Orthlieb Pool
- Interactive map of Orthlieb Pool
- Coordinates: 33°36′31″N 7°37′58″W﻿ / ﻿33.6085°N 7.6327°W
- Dimensions: Length: 480 m (1,574 ft); Width: 75 m (246 ft);

Construction
- Opened: 1934
- Demolished: 1986
- Architect: Maurice L'Herbier

= Orthlieb Pool =

Former swimming pool in Casablanca, Morocco

The Orthlieb Pool, also called the Centre Balnéaire Georges Orthlieb or Casablanca municipal swimming pool (Arabic: مسبح الدار البيضاء البلدي), was a seawater swimming pool built in the rocks along the road from Ain Diab to Casablanca in Morocco. At 480 m (1,574 ft) long and 75 m (246 ft) wide, it was once considered the largest swimming pool in the world.

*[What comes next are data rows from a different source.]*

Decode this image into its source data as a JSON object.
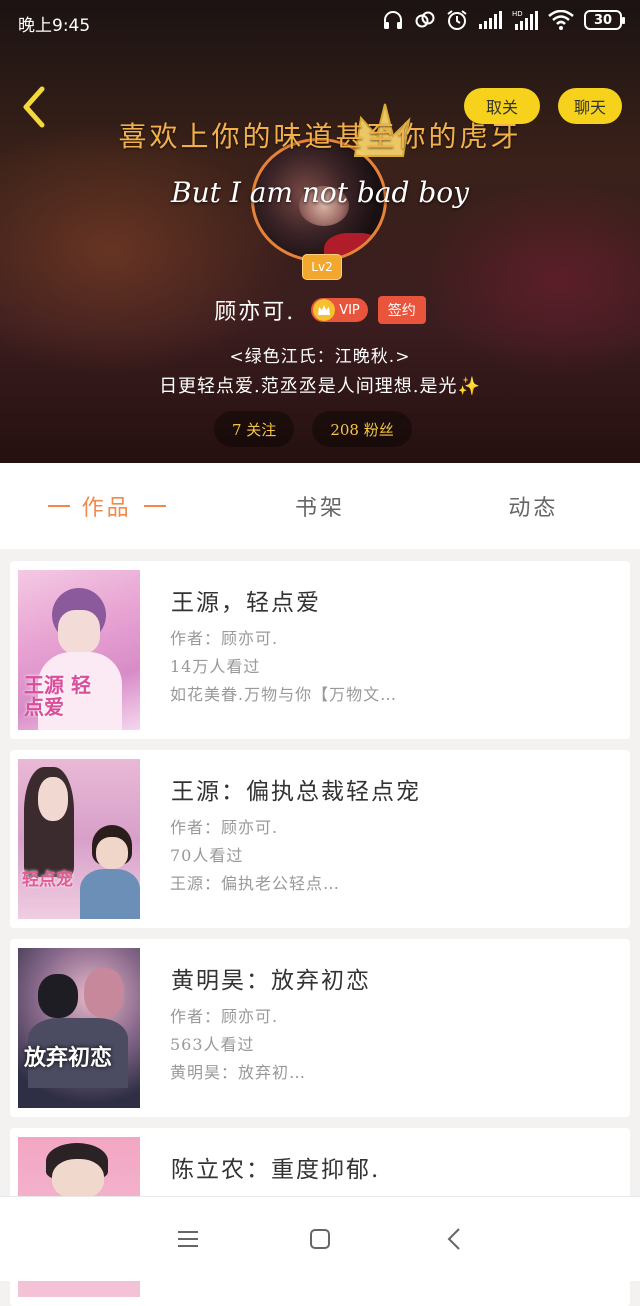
{
  "status_bar": {
    "time": "晚上9:45",
    "battery": "30",
    "icons": [
      "headphones-icon",
      "link-icon",
      "alarm-icon",
      "signal-icon",
      "hd-signal-icon",
      "wifi-icon",
      "battery-icon"
    ]
  },
  "header": {
    "back_icon": "chevron-left-icon",
    "unfollow_label": "取关",
    "chat_label": "聊天",
    "title": "喜欢上你的味道甚至你的虎牙",
    "subtitle": "But I am not bad boy",
    "level": "Lv2"
  },
  "profile": {
    "username": "顾亦可.",
    "vip_label": "VIP",
    "sign_label": "签约",
    "bio_line1": "<绿色江氏：江晚秋.>",
    "bio_line2": "日更轻点爱.范丞丞是人间理想.是光✨",
    "follow_stat": "7 关注",
    "fans_stat": "208 粉丝"
  },
  "tabs": [
    {
      "label": "作品",
      "active": true
    },
    {
      "label": "书架",
      "active": false
    },
    {
      "label": "动态",
      "active": false
    }
  ],
  "books": [
    {
      "title": "王源，轻点爱",
      "author": "作者：顾亦可.",
      "views": "14万人看过",
      "desc": "如花美眷.万物与你【万物文…",
      "cover_text": "王源 轻点爱"
    },
    {
      "title": "王源：偏执总裁轻点宠",
      "author": "作者：顾亦可.",
      "views": "70人看过",
      "desc": "王源：偏执老公轻点…",
      "cover_text": "轻点宠"
    },
    {
      "title": "黄明昊：放弃初恋",
      "author": "作者：顾亦可.",
      "views": "563人看过",
      "desc": "黄明昊：放弃初…",
      "cover_text": "放弃初恋"
    },
    {
      "title": "陈立农：重度抑郁.",
      "author": "",
      "views": "",
      "desc": "",
      "cover_text": ""
    }
  ],
  "nav": {
    "icons": [
      "menu-icon",
      "home-square-icon",
      "back-icon"
    ]
  },
  "colors": {
    "accent": "#f08a4b",
    "pill_yellow": "#f6d21c",
    "title_gold": "#f1b04a",
    "badge_red": "#e8553c"
  }
}
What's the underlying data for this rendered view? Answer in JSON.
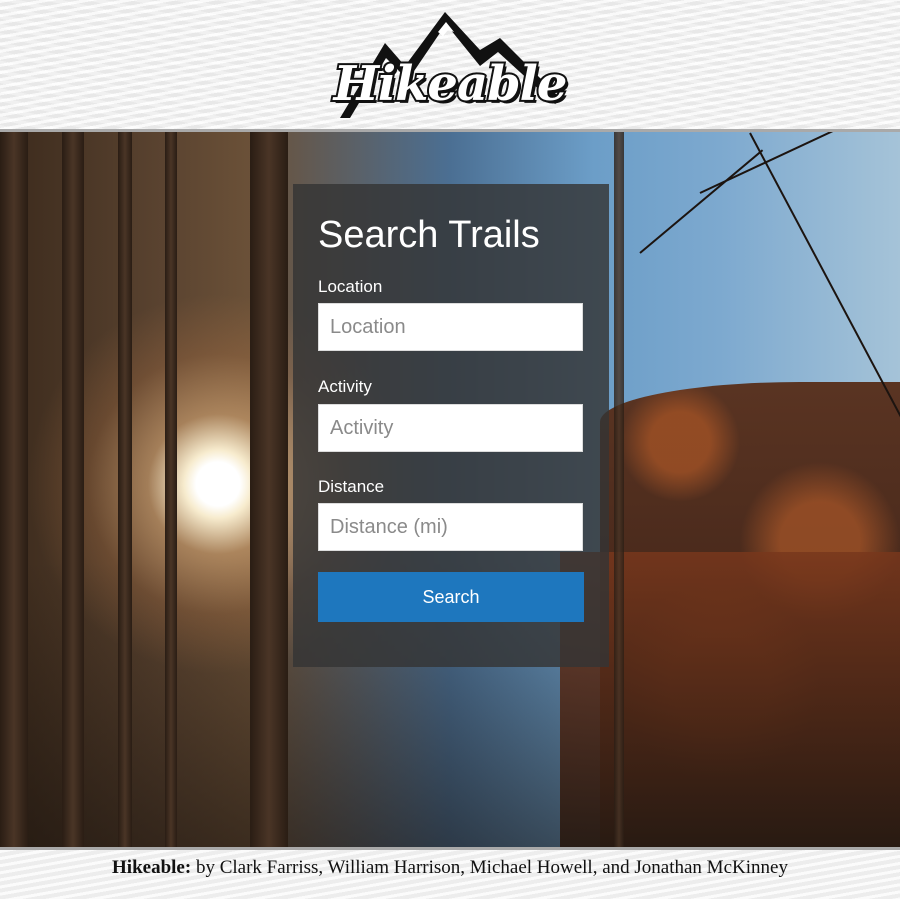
{
  "brand": {
    "logo_text": "Hikeable",
    "logo_icon": "mountain-icon"
  },
  "search_panel": {
    "title": "Search Trails",
    "fields": [
      {
        "label": "Location",
        "placeholder": "Location",
        "value": ""
      },
      {
        "label": "Activity",
        "placeholder": "Activity",
        "value": ""
      },
      {
        "label": "Distance",
        "placeholder": "Distance (mi)",
        "value": ""
      }
    ],
    "button_label": "Search",
    "button_color": "#1e77be"
  },
  "footer": {
    "brand": "Hikeable:",
    "credits": " by Clark Farriss, William Harrison, Michael Howell, and Jonathan McKinney"
  }
}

The swimming pool and bathing center took three years to build, and the facility was inaugurated on July 14, 1934. It was designed by the architect Maurice L'Herbier and named for Georges Orthlieb, a municipal leader in Casablanca. Following the independence of Morocco, the pool fell into disrepair. In 1986, the site was destroyed to make way for construction of the Hassan II Mosque.